Still, the standards are seeing a fair amount of backlash – some of which, say observers, is primarily due to bad messaging or misunderstandings: people equating standards with standardized testing, for instance; assuming national standards means a national curriculum; or thinking that the standard that 70 percent of texts be informational by 12th grade means English classes will no longer focus on fiction (the standard actually applies across courses, and the intent is for social studies and science classes to do more literacy work).
But some of the backlash is also due to concerns about how standards that may look good on paper will be implemented.
"When you first introduce the concept of Common Core to teachers who have been beaten down by ... drilling kids for testing, they are extremely excited," says Linda Darling-Hammond, an education professor at Stanford University in California. "It's what people want for their own children.
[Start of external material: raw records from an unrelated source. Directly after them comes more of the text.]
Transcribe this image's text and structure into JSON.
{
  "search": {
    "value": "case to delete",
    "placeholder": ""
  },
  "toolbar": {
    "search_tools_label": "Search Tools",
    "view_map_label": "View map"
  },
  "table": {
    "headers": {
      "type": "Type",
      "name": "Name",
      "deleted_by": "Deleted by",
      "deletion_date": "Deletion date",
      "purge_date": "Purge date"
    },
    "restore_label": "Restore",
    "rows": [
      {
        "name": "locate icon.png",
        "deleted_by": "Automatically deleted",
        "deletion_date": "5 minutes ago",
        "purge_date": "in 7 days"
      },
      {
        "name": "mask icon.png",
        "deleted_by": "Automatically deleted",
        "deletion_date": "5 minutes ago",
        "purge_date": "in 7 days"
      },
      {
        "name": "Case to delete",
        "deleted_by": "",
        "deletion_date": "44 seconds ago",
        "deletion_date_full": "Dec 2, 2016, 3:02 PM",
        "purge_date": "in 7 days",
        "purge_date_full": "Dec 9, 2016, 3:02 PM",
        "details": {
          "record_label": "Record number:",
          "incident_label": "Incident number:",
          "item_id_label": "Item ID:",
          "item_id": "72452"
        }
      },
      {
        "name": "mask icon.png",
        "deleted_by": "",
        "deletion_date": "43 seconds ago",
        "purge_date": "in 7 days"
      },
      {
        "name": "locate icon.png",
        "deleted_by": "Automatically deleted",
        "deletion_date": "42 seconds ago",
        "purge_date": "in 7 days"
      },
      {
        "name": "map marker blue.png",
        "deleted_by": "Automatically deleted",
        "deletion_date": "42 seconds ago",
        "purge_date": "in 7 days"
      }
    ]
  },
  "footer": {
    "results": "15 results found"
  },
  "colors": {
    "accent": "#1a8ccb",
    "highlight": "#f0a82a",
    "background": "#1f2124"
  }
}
But that excitement is very quickly followed by fear and dread, because the ways in which it's going to be used are unknown. If it gets squeezed back into the old multiple-choice testing mentality as a tool for rewards and sanctions, and not a tool for classrooms to engage with more rewarding and challenging instruction, then teachers will turn against it."
Some educators already have.
Diane Ravitch, an education historian and New York University professor, is a frequent critic of accountability reforms, but was initially supportive of the idea of national standards. She's turned against Common Core – in large part, she says, because of the process by which the standards were created and the speed with which they're being implemented.
"No one wanted to give it a trial, and now we're trying it in 46 states," Ms. Ravitch says. "How do we know it will improve achievement? We haven't tried it. How do we know it will work in real classrooms?"
Ravitch also has concerns about the appropriateness of the standards in lower grades – a concern shared by some early-childhood experts. The methods for arriving at standards, working backward from what high school graduates should be expected to know, in some cases has resulted in standards that don't take into account how young children learn, such experts say.
Moreover, the timing of the standards – along with numerous other accountability reforms – couldn't be worse, Ravitch says.
"American public education is being stretched to the breaking point," she says. "If someone is struggling with a 30-pound thing on their back, do you say, carry another 35 pounds because this is good for you?"
That concern is one shared by many teachers, as well as their union leaders. Randi Weingarten, president of the American Federation of Teachers (AFT), praised the Common Core standards in an April 30 address, even as she called for a moratorium on high-stakes consequences while they're being implemented.